Cpp Notes

reflection_in_cpp

Reflection in C++ - Past, Present, and Hopeful Future - Andrei Alexandrescu

Formal definition: reflection is the ability of a program to observe its own code and shape its behavior accordingly.

  • In C++, we are going to focus on compile-time reflection, not runtime, and the focus is on generic code.
  • A good definition for C++ reflection would be:

the ability of a template to query details of its template parameters and shape its definition accordingly.

  • This allows the template to morph itself by adding or removing data members, methods, type definitions, and more, depending on its template parameters.

Designing Code by Reflection in C++

Two Main Components:

  1. Reflection Proper: Querying attributes of a type (e.g., methods, copyability, virtual destructors).
    • What was the author of the type thinking?
  2. Insertion: Using information from reflection to change or generate new code.
    • Also known as code generation based on reflection.

Three Stages of Design by Reflection:

  1. Extraction (Reflection Proper):
    • Query and extract information about types.
    • Represented in the current C++ proposal.
  2. Processing (Synthesis):
    • Use extracted information to create new information.
    • Evaluated during compilation.
    • More power needed for full capabilities.
  3. Generation (Insertion):
    • Use processed information to generate new code.
    • Passed back to the compiler for further compilation.
    • Not well-represented in the current C++ proposal, needs improvement.

Andre's Theory of Programming Language Design

Human Endeavor in Programming:

  1. Reasoning About Self and Others:
    • A fundamentally human skill, e.g., empathy, understanding context.
    • Suggested to be incorporated into programming languages.

Contrast with Technology-Driven Features:

  1. Configurable Syntax:
    • Possible in technology but not a human endeavor.
    • Receives periodic interest but not aligned with how the human mind works.
    • Suggested to be avoided in programming language design.

Key Takeaways:

  • Programming languages should focus on features that align with human cognitive abilities.
  • Avoid features like configurable syntax that, while technologically possible, are not naturally intuitive for humans.

Crisis in Software Development: The Million Lines of Code Challenge

The Problem:

  1. Growing Codebases: Every project is heading towards 1 million lines of code or more.
  2. Bug Rate: One bug per 1,000 lines in large projects, even with high budgets.
  3. Language-Independent: Bug rate is proportional to lines of code, regardless of the programming language.
  4. Super-Linear Growth: Complexity grows faster than the size of the code.

Cultural Attitude:

  1. Code as Achievement: Many see more lines of code as an accomplishment, not a liability.
  2. Lack of Attention: Not enough focus on the sheer size of codebases.

Current Language Mechanisms:

  1. Type Systems, Concepts, Checkers, Linters: Constrain code but also force more lines to be written.
  2. Eliminate Good and Bad Programs: Ideal features should only eliminate bad programs, but that's not always the case.

Python vs C++:

  1. Python's Simplicity: Python users can achieve more with fewer lines, questioning the need for complex type systems.

Proposed Solution:

  1. Increase Leverage: Look for language features that allow more to be done with fewer lines of code.
  2. Generative Aspect: Good language features should enable more correct programs from fewer lines of code.

Key Takeaways:

  • The size of codebases is a growing problem that needs more attention.
  • Language features should aim to reduce the number of lines needed for correct programs.
  • There's a need to shift the cultural attitude that equates more lines of code with success.

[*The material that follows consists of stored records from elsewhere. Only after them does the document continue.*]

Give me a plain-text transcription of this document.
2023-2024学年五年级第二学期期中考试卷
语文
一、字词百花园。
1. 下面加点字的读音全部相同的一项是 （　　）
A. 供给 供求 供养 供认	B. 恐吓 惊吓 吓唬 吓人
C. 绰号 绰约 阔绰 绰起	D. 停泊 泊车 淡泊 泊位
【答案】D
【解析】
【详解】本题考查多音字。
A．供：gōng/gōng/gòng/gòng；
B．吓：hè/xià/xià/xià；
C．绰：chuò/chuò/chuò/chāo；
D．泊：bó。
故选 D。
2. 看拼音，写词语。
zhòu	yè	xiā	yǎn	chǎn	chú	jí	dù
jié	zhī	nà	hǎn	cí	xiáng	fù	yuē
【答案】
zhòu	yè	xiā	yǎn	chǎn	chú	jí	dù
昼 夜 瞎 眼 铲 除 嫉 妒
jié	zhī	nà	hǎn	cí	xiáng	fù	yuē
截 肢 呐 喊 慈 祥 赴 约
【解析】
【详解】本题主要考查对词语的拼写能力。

The Boilerplate Problem in Software Development

Common Misconception:

  1. Not Just Boilerplate: While boilerplate code is a problem, it's not the only issue. There's also creative code that adds to the complexity.

Types of Boilerplate:

  1. Obvious Boilerplate: Contiguous blocks of repetitive code that are easy to spot.
  2. Interspersed Boilerplate: Mixed with functionality, making it hard to remove. Includes repeated declarations and signatures.

Language Limitations:

  1. Namespace Detail: Indicates a failure of the language to provide more elegant solutions.
  2. Template Complexity: C++ templates require a lot of boilerplate, especially for recursion and specialization.

Real-World Example:

  1. Boost Library: Despite being a great library, it contains a lot of boilerplate.
  2. Unordered Map: 7,000 lines of code, making it hard to understand how collisions are solved or where the actual work is done.

Beyond Boilerplate:

  1. Reflection: While boilerplate is a problem in C++, reflection offers more than just reducing boilerplate.

Key Takeaways:

  • Boilerplate is a symptom of deeper issues, including language limitations and the complexity of creative code.
  • Different types of boilerplate exist, some more insidious than others.
  • There's a need for language features that reduce boilerplate and increase code efficiency.

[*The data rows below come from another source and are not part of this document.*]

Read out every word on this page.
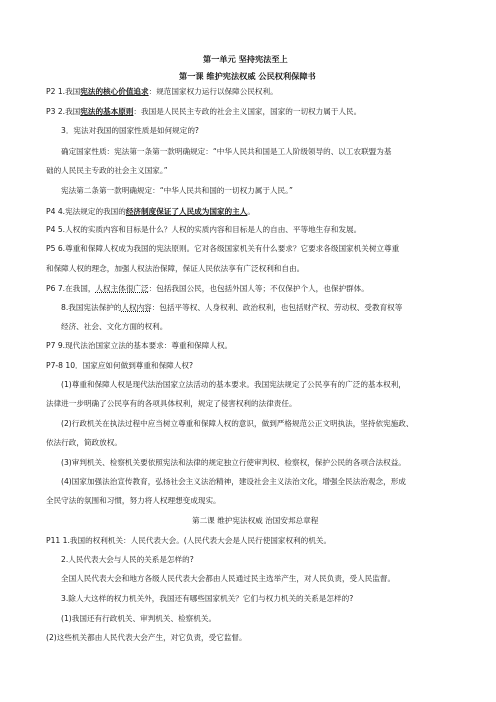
第一单元 坚持宪法至上
第一课 维护宪法权威 公民权利保障书
P2 1.我国宪法的核心价值追求：规范国家权力运行以保障公民权利。
P3 2.我国宪法的基本原则：我国是人民民主专政的社会主义国家，国家的一切权力属于人民。
3．宪法对我国的国家性质是如何规定的?
确定国家性质：宪法第一条第一款明确规定：“中华人民共和国是工人阶级领导的、以工农联盟为基
础的人民民主专政的社会主义国家。”
宪法第二条第一款明确规定：“中华人民共和国的一切权力属于人民。”
P4 4.宪法规定的我国的经济制度保证了人民成为国家的主人。
P4 5.人权的实质内容和目标是什么？人权的实质内容和目标是人的自由、平等地生存和发展。
P5 6.尊重和保障人权成为我国的宪法原则。它对各级国家机关有什么要求？它要求各级国家机关树立尊重
和保障人权的理念，加强人权法治保障，保证人民依法享有广泛权利和自由。
P6 7.在我国，人权主体很广泛：包括我国公民，也包括外国人等；不仅保护个人，也保护群体。
8.我国宪法保护的人权内容：包括平等权、人身权利、政治权利，也包括财产权、劳动权、受教育权等
经济、社会、文化方面的权利。
P7 9.现代法治国家立法的基本要求：尊重和保障人权。
P7-8 10．国家应如何做到尊重和保障人权?
(1)尊重和保障人权是现代法治国家立法活动的基本要求。我国宪法规定了公民享有的广泛的基本权利，
法律进一步明确了公民享有的各项具体权利，规定了侵害权利的法律责任。
(2)行政机关在执法过程中应当树立尊重和保障人权的意识，做到严格规范公正文明执法，坚持依宪施政、
依法行政，简政放权。
(3)审判机关、检察机关要依照宪法和法律的规定独立行使审判权、检察权，保护公民的各项合法权益。
(4)国家加强法治宣传教育，弘扬社会主义法治精神，建设社会主义法治文化，增强全民法治观念，形成
全民守法的氛围和习惯，努力将人权理想变成现实。
第二课 维护宪法权威 治国安邦总章程
P11 1.我国的权利机关：人民代表大会。(人民代表大会是人民行使国家权利的机关。
2.人民代表大会与人民的关系是怎样的?
全国人民代表大会和地方各级人民代表大会都由人民通过民主选举产生，对人民负责，受人民监督。
3.除人大这样的权力机关外，我国还有哪些国家机关？它们与权力机关的关系是怎样的?
(1)我国还有行政机关、审判机关、检察机关。
(2)这些机关都由人民代表大会产生，对它负责，受它监督。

The Challenge of Creating a "Tainted String" Type in C++

The Concept:

  1. Tainted String: A string type that is not trusted and needs validation.
  2. Strong Typing: Known as "strong type def" or "strong using" in C++.

Implementation Challenges:

  1. Type Aliasing: Using typedef or using only creates an alternate name, not a new type.
  2. Public Inheritance: Not recommended for value types.
  3. Private Inheritance: Recommended but comes with its own set of problems.

Code Example:

cppCopy code
struct tainted_string : private std::string {
	using std::string::empty;
	using std::string::size;
  //...
};

Issues with Private Inheritance:

  1. Using Directives: Need to explicitly specify which members to inherit.
  2. Constructors: Don't take the right types.
  3. Iterators: Need to create a new iterator type for tainted_string.
  4. Methods: Methods that take or return std::string need to be rewritten for tainted_string.

Result:

  1. Code Bloat: 700 lines of code for a type that does nothing algorithmically.
  2. Lack of Abstraction: Can't encode the notion of copying a type, which is the opposite of abstraction.

Key Takeaways:

  • Creating a new type based on an existing one is not straightforward in C++.
  • The process involves a lot of boilerplate and manual work.
  • This example highlights the need for better abstraction mechanisms in programming languages.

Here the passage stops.